CRM > Prizes > CRM-Fields-PIMS Prize > Recipients > Dani Wise

2016 CRM-Fields-PIMS Prize Recipient
Dani Wise (McGill University) [ français ]

Video of the Daniel Wise conference on February 2, 2017.

Conference photos

TITLE : The Cubical Route to Understanding Groups
WHERE : CRM, UdeM, Pav. André-Aisenstadt, 2920, ch. de la Tour, room 6254
DATE : Thursday, February 2, 2017
TIME : 4:00 p.m.

ABSTRACT : Cube complexes have come to play an increasingly central role within
geometric group theory, as their connection to right-angled Artin groups provides a
powerful combinatorial bridge between geometry and algebra.

This talk will introduce nonpositively curved cube complexes, and then describe
the developments that have recently culminated in the resolution of the virtual
Haken conjecture for 3-manifolds, and simultaneously dramatically extended our
understanding of many infinite groups.

Coffee will be served before the conference and a reception will follow at Salon Maurice-L’Abbé (Room 6245).

Biographical notes

Dani Wise is widely recognized as one of the top geometric group theorists in the world.

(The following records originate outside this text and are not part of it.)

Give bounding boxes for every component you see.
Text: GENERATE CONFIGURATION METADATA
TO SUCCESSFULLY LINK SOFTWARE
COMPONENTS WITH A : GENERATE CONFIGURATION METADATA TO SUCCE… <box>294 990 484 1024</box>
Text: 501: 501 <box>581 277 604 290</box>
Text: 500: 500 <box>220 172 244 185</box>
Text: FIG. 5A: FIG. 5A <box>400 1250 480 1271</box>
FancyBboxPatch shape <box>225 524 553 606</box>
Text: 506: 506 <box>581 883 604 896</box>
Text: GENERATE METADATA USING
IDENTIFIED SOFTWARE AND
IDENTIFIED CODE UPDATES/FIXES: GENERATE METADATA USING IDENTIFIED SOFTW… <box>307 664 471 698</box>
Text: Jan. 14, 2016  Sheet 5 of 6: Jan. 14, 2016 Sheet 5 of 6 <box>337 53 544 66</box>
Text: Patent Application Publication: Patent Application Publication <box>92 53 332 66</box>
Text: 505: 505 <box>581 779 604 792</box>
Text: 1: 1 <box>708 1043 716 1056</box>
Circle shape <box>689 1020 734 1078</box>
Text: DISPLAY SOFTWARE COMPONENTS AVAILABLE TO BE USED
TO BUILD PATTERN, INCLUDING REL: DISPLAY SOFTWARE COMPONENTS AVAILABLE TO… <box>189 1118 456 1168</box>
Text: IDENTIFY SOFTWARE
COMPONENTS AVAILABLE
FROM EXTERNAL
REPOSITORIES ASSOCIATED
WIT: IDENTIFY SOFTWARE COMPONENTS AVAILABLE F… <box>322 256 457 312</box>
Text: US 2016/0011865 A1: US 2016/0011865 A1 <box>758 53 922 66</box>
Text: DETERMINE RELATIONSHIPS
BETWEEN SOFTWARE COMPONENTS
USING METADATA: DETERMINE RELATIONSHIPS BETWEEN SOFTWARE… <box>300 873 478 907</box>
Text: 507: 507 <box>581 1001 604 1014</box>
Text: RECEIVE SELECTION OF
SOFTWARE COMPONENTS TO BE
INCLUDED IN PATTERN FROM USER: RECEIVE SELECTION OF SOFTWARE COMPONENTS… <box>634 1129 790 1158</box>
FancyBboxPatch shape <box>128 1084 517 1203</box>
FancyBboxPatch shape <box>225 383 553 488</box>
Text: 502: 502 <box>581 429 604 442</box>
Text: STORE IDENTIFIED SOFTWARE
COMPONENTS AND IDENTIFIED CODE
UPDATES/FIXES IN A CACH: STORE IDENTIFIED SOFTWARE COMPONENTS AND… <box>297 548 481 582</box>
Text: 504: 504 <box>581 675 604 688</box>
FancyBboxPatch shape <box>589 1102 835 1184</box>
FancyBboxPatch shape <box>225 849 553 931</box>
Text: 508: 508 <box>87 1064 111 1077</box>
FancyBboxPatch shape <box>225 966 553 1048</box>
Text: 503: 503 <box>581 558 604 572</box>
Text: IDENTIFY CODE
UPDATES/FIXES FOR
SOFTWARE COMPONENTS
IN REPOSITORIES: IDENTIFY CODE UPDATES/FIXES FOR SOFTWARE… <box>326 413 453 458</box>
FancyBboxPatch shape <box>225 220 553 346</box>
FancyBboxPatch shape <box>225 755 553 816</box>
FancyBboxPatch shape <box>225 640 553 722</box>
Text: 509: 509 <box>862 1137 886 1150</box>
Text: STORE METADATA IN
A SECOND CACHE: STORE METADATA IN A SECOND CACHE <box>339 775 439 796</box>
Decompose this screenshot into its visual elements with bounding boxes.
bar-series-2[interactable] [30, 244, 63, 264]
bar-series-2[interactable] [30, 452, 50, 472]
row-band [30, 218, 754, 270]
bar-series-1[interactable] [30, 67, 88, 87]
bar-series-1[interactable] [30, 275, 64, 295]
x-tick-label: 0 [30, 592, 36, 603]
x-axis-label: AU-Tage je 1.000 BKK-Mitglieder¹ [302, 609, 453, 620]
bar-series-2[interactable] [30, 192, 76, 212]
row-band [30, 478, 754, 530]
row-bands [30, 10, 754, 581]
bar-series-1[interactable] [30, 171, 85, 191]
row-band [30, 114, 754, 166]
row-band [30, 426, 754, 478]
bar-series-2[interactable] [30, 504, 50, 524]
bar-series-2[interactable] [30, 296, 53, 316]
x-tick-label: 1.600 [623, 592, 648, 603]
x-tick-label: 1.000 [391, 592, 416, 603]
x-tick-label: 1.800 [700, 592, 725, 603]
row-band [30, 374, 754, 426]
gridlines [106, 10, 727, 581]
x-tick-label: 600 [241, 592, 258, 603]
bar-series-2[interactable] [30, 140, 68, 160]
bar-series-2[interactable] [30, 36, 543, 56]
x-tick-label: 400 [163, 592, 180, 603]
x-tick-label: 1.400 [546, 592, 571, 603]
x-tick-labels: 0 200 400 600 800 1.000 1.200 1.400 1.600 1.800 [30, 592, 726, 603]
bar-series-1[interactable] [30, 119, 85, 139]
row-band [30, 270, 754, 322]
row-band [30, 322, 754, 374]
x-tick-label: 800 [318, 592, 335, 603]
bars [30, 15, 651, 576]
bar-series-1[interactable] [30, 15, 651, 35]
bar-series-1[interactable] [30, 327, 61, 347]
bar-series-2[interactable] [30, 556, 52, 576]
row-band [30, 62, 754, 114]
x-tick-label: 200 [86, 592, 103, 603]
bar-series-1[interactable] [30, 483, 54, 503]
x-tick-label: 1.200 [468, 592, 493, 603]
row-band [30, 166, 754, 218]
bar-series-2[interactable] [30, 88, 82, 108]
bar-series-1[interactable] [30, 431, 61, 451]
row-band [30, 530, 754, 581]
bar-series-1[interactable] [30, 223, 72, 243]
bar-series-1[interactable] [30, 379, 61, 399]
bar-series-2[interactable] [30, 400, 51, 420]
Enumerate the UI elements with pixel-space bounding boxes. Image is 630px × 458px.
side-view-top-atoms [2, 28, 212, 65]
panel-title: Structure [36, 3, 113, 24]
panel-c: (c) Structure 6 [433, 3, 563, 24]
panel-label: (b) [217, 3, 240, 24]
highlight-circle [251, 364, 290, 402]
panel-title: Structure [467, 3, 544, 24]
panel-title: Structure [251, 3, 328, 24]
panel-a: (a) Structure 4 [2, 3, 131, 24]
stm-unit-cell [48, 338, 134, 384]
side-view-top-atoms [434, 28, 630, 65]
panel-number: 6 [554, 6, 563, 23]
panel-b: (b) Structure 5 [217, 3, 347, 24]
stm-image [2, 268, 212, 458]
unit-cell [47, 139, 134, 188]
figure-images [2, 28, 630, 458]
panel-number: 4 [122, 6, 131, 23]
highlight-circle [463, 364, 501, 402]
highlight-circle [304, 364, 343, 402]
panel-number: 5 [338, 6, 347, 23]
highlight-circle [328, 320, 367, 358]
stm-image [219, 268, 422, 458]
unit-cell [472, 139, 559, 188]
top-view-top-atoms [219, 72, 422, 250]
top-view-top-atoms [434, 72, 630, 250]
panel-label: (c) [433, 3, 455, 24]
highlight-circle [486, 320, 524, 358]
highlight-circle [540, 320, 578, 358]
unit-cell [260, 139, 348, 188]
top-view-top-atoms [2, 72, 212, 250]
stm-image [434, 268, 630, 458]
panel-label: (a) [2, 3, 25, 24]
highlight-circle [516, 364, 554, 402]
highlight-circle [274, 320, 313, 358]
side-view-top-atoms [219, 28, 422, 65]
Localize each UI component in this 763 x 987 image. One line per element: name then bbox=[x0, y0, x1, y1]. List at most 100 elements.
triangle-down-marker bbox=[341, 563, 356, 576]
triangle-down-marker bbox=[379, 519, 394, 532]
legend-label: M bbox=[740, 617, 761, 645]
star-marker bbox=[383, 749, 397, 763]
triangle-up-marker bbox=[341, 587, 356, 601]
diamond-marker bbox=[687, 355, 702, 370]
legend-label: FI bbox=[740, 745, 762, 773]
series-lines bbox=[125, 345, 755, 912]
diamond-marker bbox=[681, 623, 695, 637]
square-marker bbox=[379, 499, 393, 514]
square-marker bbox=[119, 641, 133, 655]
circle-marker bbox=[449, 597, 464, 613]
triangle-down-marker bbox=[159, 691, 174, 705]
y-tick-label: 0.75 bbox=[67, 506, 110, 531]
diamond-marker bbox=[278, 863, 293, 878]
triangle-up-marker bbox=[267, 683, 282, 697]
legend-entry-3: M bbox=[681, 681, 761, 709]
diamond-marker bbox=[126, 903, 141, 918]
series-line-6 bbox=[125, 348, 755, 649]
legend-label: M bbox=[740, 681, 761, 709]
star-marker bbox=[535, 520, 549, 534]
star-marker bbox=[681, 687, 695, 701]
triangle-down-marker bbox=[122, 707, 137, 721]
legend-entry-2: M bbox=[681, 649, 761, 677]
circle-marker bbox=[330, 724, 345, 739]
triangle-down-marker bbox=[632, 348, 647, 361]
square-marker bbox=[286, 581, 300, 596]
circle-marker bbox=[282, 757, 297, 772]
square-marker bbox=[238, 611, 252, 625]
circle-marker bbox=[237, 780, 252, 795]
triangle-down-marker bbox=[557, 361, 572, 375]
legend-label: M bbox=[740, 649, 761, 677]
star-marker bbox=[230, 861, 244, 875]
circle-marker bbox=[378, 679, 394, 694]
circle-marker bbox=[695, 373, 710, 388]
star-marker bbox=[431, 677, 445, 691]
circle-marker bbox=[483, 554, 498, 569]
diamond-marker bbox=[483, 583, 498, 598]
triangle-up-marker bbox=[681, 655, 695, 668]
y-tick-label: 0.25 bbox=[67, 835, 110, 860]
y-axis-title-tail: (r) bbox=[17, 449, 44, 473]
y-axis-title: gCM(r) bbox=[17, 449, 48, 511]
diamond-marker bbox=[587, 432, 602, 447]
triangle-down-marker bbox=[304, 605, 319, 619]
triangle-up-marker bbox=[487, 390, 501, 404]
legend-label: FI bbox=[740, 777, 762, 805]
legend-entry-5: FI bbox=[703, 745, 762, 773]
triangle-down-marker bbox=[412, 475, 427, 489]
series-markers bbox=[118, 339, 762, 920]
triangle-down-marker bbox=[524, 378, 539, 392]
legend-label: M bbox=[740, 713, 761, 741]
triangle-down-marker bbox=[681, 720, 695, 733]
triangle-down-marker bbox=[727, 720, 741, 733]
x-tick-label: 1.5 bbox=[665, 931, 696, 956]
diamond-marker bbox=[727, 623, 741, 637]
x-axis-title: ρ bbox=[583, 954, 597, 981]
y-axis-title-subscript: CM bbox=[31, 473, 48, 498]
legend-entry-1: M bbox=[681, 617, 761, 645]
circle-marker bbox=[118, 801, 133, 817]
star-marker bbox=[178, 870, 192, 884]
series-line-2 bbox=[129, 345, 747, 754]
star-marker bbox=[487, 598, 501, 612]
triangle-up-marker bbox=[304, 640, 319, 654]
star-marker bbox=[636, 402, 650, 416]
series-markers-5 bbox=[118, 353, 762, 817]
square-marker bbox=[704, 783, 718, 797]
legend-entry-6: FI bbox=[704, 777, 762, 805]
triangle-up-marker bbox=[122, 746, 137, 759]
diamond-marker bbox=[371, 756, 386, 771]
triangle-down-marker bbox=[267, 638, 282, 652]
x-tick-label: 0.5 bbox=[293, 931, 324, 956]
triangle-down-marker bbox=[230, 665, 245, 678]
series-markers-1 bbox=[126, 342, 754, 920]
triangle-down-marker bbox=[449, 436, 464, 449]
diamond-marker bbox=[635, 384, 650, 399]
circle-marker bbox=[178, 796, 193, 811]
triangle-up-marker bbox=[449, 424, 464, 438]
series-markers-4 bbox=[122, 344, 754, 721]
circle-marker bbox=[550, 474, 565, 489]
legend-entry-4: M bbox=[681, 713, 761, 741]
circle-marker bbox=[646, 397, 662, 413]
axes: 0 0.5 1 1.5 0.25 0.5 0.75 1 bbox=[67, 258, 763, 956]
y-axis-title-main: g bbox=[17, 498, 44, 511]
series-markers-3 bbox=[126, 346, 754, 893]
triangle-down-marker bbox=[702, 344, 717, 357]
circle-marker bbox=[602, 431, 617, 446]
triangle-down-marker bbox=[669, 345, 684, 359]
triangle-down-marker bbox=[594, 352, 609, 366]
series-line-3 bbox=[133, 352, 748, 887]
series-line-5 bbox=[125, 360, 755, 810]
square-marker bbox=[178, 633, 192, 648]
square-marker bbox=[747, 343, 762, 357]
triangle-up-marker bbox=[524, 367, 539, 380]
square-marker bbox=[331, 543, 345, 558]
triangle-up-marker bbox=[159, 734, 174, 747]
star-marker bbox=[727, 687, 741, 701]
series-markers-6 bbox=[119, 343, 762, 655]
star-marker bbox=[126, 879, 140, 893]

His fundamental research contributions lie at the core of what is widely considered as the most important development in geometry and topology since Perelman's celebrated proof of the Poincaré Conjecture, namely the proof of Thurston's virtually fibered conjecture for hyperbolic three-manifolds. It has also been central to the resolution of major open problems such as Waldhausen's virtual Haken conjecture and Baumslag's famous 1968 conjecture which states that every one-relator group with torsion is residually finite. Over the past 40 years, the works of Thurston and Waldhausen have been central to the development of 3-manifold topology and hyperbolic geometry. The work of Wise followed a totally different direction, which he developed with exceptional insight and virtuosity over more than 15 years, leading to the spectacular results mentioned above.

The profound impact and originality of Wise's work have been recognized through major awards, most notably the Veblen Prize of the American Mathematical Society, which he shared in 2013 with Ian Agol (Berkeley). He delivered an invited address at the 2014 International Congress of Mathematicians in Seoul and was elected a Fellow of the Royal Society in Canada, also in 2014.

Dani Wise received his PhD from Princeton in 1996 and, following Postdoctoral positions at Berkeley and Cornell, joined the Mathematics department of McGill in 2001, where he is now James McGill Professor.